Enfance et jeunesse
Version originale en allemand
Sur le plan culturel, l’enfance n’a obtenu un statut de phase particulière de la vie humaine que lors de la transition vers les temps modernes. Au cours de l’industrialisation, des sphères de vie distinctes se sont développées pour tous les enfants et les jeunes (en particulier les écoles). À partir du XVIIIe siècle, la pédagogie s’est penchée de manière intense sur les questions relatives au développement et à l’éducation, et à partir du XIXe siècle, la notion d’enfance s’est étendue, incluant désormais non seulement la phase de l’éducation mais également de la formation. À partir du XXe siècle, les enfants sont de plus en plus souvent perçus comme des individus. C’est ainsi que naissent des discours romantiques sur l’enfance et la jeunesse, notamment dans le sillon des mouvements de jeunesse. Ces changements de perception sont étroitement liés aux changements sociaux, tels qu’une vie de famille plus intime et la création d’institutions publiques chargées spécifiquement de s’occuper des enfants, de les éduquer et de les former (écoles, institutions à des fins d’assistance).
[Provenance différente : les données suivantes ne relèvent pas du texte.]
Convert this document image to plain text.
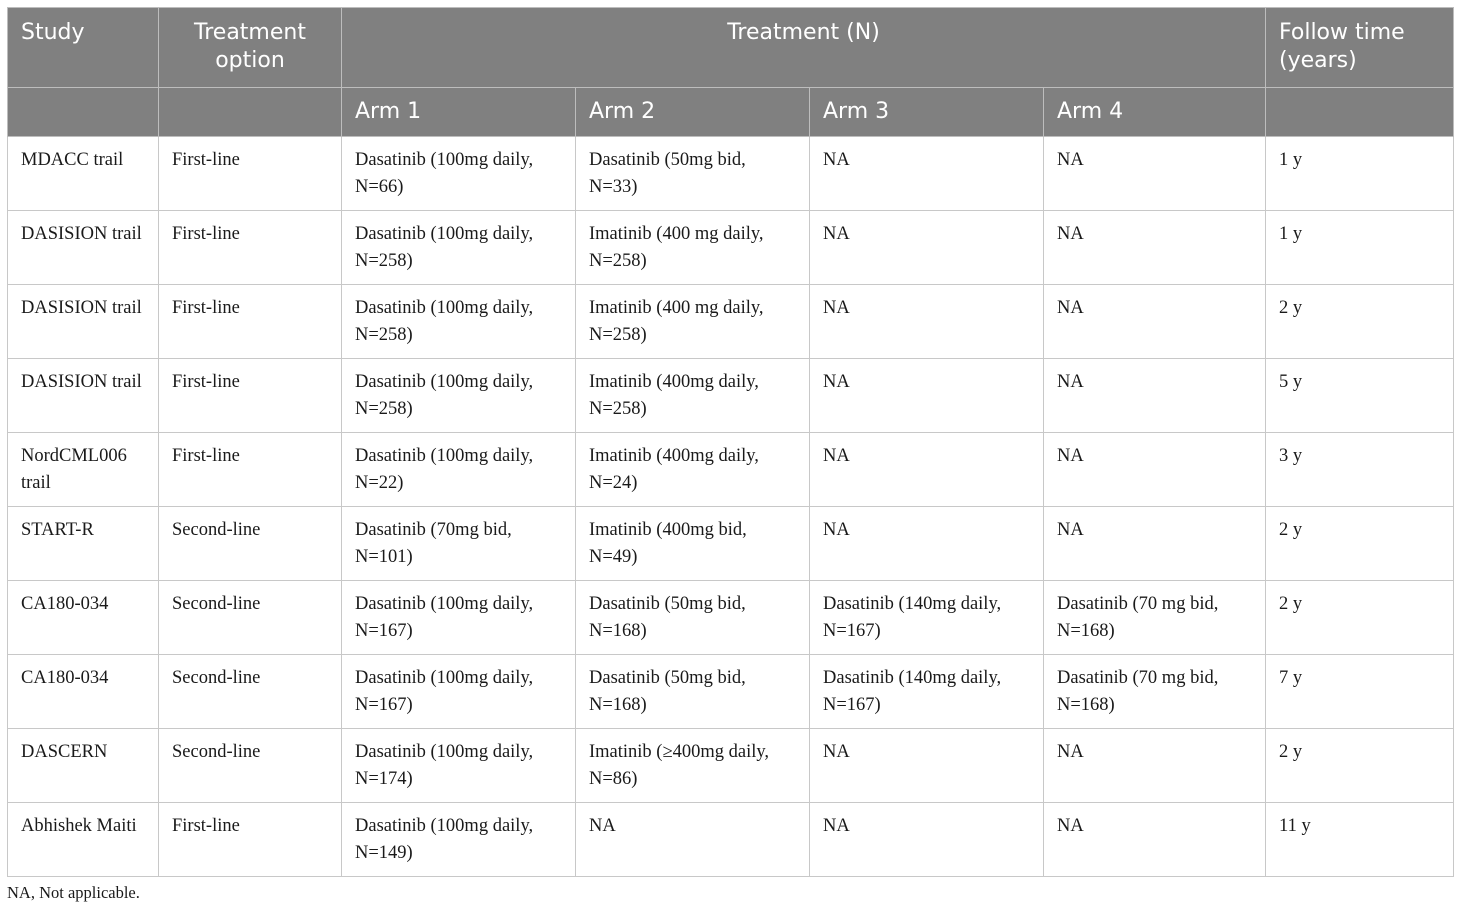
Study	Treatment option	Treatment (N)				Follow time (years)
		Arm 1	Arm 2	Arm 3	Arm 4	
MDACC trail	First-line	Dasatinib (100mg daily, N=66)	Dasatinib (50mg bid, N=33)	NA	NA	1 y
DASISION trail	First-line	Dasatinib (100mg daily, N=258)	Imatinib (400 mg daily, N=258)	NA	NA	1 y
DASISION trail	First-line	Dasatinib (100mg daily, N=258)	Imatinib (400 mg daily, N=258)	NA	NA	2 y
DASISION trail	First-line	Dasatinib (100mg daily, N=258)	Imatinib (400mg daily, N=258)	NA	NA	5 y
NordCML006 trail	First-line	Dasatinib (100mg daily, N=22)	Imatinib (400mg daily, N=24)	NA	NA	3 y
START-R	Second-line	Dasatinib (70mg bid, N=101)	Imatinib (400mg bid, N=49)	NA	NA	2 y
CA180-034	Second-line	Dasatinib (100mg daily, N=167)	Dasatinib (50mg bid, N=168)	Dasatinib (140mg daily, N=167)	Dasatinib (70 mg bid, N=168)	2 y
CA180-034	Second-line	Dasatinib (100mg daily, N=167)	Dasatinib (50mg bid, N=168)	Dasatinib (140mg daily, N=167)	Dasatinib (70 mg bid, N=168)	7 y
DASCERN	Second-line	Dasatinib (100mg daily, N=174)	Imatinib (≥400mg daily, N=86)	NA	NA	2 y
Abhishek Maiti	First-line	Dasatinib (100mg daily, N=149)	NA	NA	NA	11 y
NA, Not applicable.
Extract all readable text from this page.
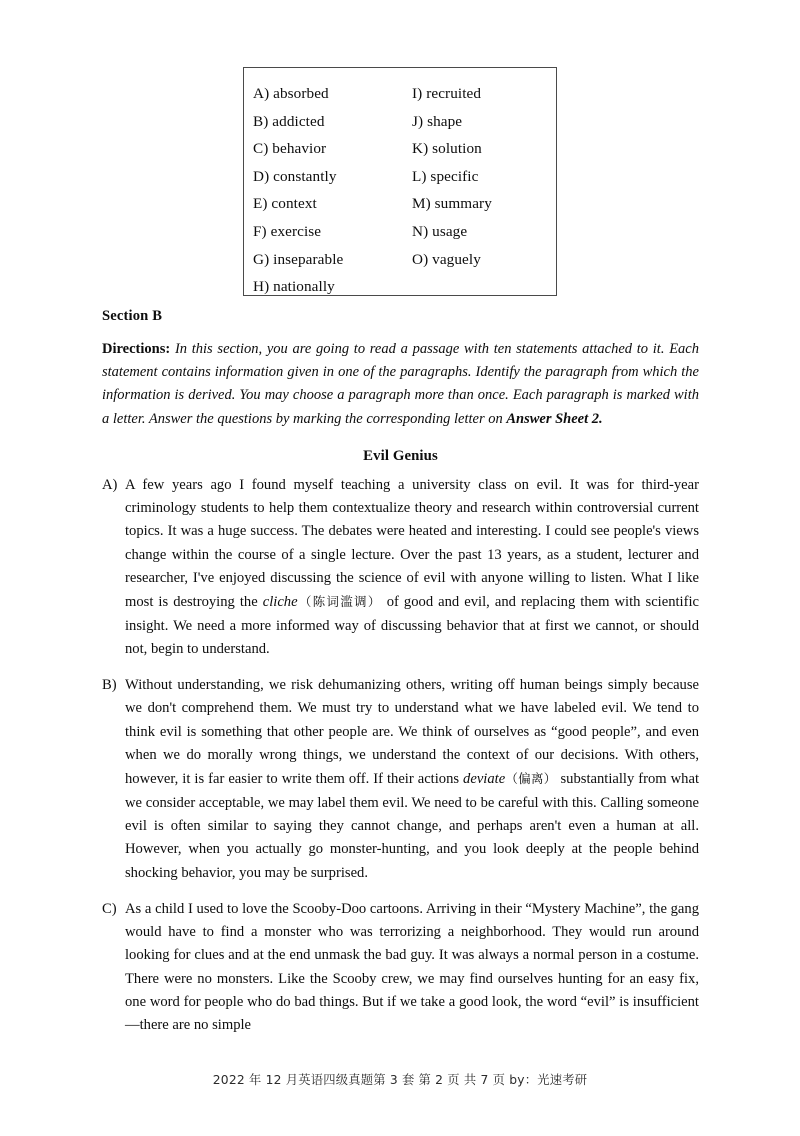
A) absorbed	I) recruited
B) addicted	J) shape
C) behavior	K) solution
D) constantly	L) specific
E) context	M) summary
F) exercise	N) usage
G) inseparable	O) vaguely
H) nationally
Section B

Directions: In this section, you are going to read a passage with ten statements attached to it. Each statement contains information given in one of the paragraphs. Identify the paragraph from which the information is derived. You may choose a paragraph more than once. Each paragraph is marked with a letter. Answer the questions by marking the corresponding letter on Answer Sheet 2.

Evil Genius
A) A few years ago I found myself teaching a university class on evil. It was for third-year criminology students to help them contextualize theory and research within controversial current topics. It was a huge success. The debates were heated and interesting. I could see people's views change within the course of a single lecture. Over the past 13 years, as a student, lecturer and researcher, I've enjoyed discussing the science of evil with anyone willing to listen. What I like most is destroying the cliche（陈词滥调） of good and evil, and replacing them with scientific insight. We need a more informed way of discussing behavior that at first we cannot, or should not, begin to understand.
B) Without understanding, we risk dehumanizing others, writing off human beings simply because we don't comprehend them. We must try to understand what we have labeled evil. We tend to think evil is something that other people are. We think of ourselves as “good people”, and even when we do morally wrong things, we understand the context of our decisions. With others, however, it is far easier to write them off. If their actions deviate（偏离） substantially from what we consider acceptable, we may label them evil. We need to be careful with this. Calling someone evil is often similar to saying they cannot change, and perhaps aren't even a human at all. However, when you actually go monster-hunting, and you look deeply at the people behind shocking behavior, you may be surprised.
C) As a child I used to love the Scooby-Doo cartoons. Arriving in their “Mystery Machine”, the gang would have to find a monster who was terrorizing a neighborhood. They would run around looking for clues and at the end unmask the bad guy. It was always a normal person in a costume. There were no monsters. Like the Scooby crew, we may find ourselves hunting for an easy fix, one word for people who do bad things. But if we take a good look, the word “evil” is insufficient—there are no simple
2022 年 12 月英语四级真题第 3 套 第 2 页 共 7 页 by：光速考研
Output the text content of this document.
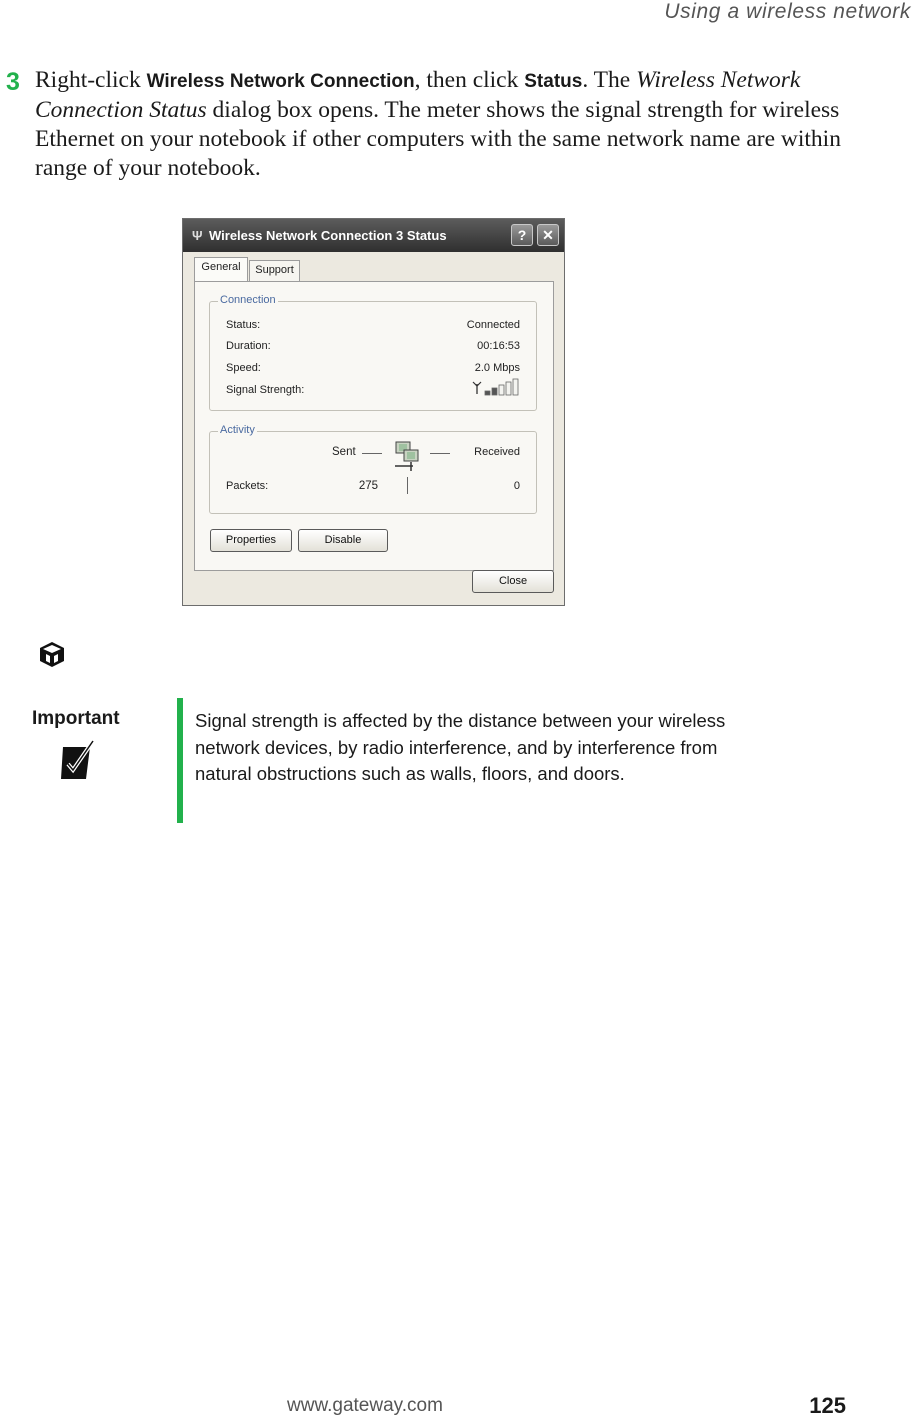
Using a wireless network
3 Right-click Wireless Network Connection, then click Status. The Wireless Network Connection Status dialog box opens. The meter shows the signal strength for wireless Ethernet on your notebook if other computers with the same network name are within range of your notebook.
Ψ Wireless Network Connection 3 Status	?	✕
General	Support
Connection
Status:	Connected
Duration:	00:16:53
Speed:	2.0 Mbps
Signal Strength:
Activity
Sent	Received
Packets:	275	0
Properties	Disable
Close
Important	Signal strength is affected by the distance between your wireless network devices, by radio interference, and by interference from natural obstructions such as walls, floors, and doors.
www.gateway.com	125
Le développement de l’État-providence et du système éducatif s’accompagne d’une différenciation des rôles, des droits et des devoirs de l’État, des parents (ou de la personne exerçant l’autorité parentale) et des enfants/jeunes. Les réglementations correspondantes en matière de politique sociale portent principalement sur la sécurité matérielle des enfants et des jeunes et sur leur accès au système d’éducation et de formation. Une importance croissante est accordée à leur protection et à des mesures de soutien. Outre la politique de l’enfance et de la jeunesse et la politique familiale, la politique de l’éducation, la politique de l’emploi, la politique migratoire et la création des institutions d’assurance (AVS, AI) sont particulièrement décisives quant au façonnement des conditions de vie des enfants et des jeunes. Depuis les années 2000, la Confédération joue un rôle croissant dans la politique familiale et celle de l’enfance et de la jeunesse.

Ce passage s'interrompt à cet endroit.